Comment expliquer la fibro à quelqu’un qui n’en souffre pas ? C’est très difficile. Comme la douleur est invisible, elle est difficile à faire accepter. Peu de gens peuvent réellement compatir. C’est comme si je me plaignais pour rien. Je me sens donc coupable aux yeux des autres (et aux miens) de ne pas en faire assez. De ne pas rigoler avec mon chum jusqu’à 1 h du matin ou de ne pas assez voir mes amies parce que ça me prend tout mon petit change pour faire mes journées à l’école et que je n’ai plus d’énergie après. De ne pas en faire assez à l’école parce qu’après huit mois dans un programme d’études intensif, à me taper deux heures et demie de transport en commun chaque jour, à faire des travaux tous les week-ends, à sacrifier mes heures de sommeil pour réussir, je n’ai qu’une envie : m’enfouir sous la couette et dormir les six prochains mois pour tenter d’endiguer la douleur.

Dealer avec la fibromyalgie, ça veut dire mourir à ce qu’on était.
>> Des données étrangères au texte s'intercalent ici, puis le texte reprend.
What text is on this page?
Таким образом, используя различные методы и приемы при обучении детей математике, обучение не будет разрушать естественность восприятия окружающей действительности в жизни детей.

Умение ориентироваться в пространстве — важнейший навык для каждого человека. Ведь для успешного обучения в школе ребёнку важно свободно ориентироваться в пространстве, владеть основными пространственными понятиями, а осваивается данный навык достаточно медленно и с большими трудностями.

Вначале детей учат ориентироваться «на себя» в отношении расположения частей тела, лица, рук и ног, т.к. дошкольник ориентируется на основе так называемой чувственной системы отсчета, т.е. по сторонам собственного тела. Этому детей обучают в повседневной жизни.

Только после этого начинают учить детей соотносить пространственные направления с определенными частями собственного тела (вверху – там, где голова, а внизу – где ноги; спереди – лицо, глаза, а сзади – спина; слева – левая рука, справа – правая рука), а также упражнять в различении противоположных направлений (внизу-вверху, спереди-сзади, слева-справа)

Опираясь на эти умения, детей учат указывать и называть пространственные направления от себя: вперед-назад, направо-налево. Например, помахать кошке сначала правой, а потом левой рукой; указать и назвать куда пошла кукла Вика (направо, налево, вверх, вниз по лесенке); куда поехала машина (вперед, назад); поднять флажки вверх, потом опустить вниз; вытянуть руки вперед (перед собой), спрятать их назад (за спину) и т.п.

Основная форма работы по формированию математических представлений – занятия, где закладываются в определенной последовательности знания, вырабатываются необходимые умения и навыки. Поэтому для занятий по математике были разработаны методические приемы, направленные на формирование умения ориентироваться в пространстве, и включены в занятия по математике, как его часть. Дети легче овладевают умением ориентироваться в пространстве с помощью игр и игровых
C’est essayer d’accepter que nos capacités ne seront plus jamais les mêmes. Dealer avec la fibromyalgie, c’est devoir minutieusement planifier ses activités de la journée et de la semaine, tout en sachant qu’on n’a pas de contrôle et que le niveau de douleur ou de fatigue peut tout modifier sans préavis. Dealer avec la fibromyalgie, ça veut aussi dire se ménager des pauses même si la tâche qu’on a entreprise n’est pas terminée (dur, dur, pour moi !) et accepter qu’on ne peut en faire que peu à la fois. C’est parfois se sentir « normale » un petit moment. Pousser ses limites. Les dépasser. Et espérer qu’un miracle s’est produit et que la fibro s’est tirée. Mais elle revient. Toujours. Et là, c’est le backlash.

Retrousser ses manches

La douleur se propage, intense. La fatigue s’en mêle. L’humeur est affectée. La vie perd de sa saveur. Dans ces périodes-là, je me sens incompétente, plate. Diminuée. Déprimée.

Puis je me dis que c’est correct. Que ça va se replacer. Je le sais. Mais parfois, ma foi en la vie vacille. Difficile de faire dans le positivisme dans ces moments-là. Je prends alors une journée de congé, même en plein rush de fin de session. J’écoute Scandal avec mon chum. Ou Kamelott. Je ris. J’essaie de ne pas focuser sur la douleur. Je retrousse mes manches et je replonge dans l’action. Parce que s’appesantir sur son sort, ça ne marche pas. Je le sais, j’ai déjà essayé.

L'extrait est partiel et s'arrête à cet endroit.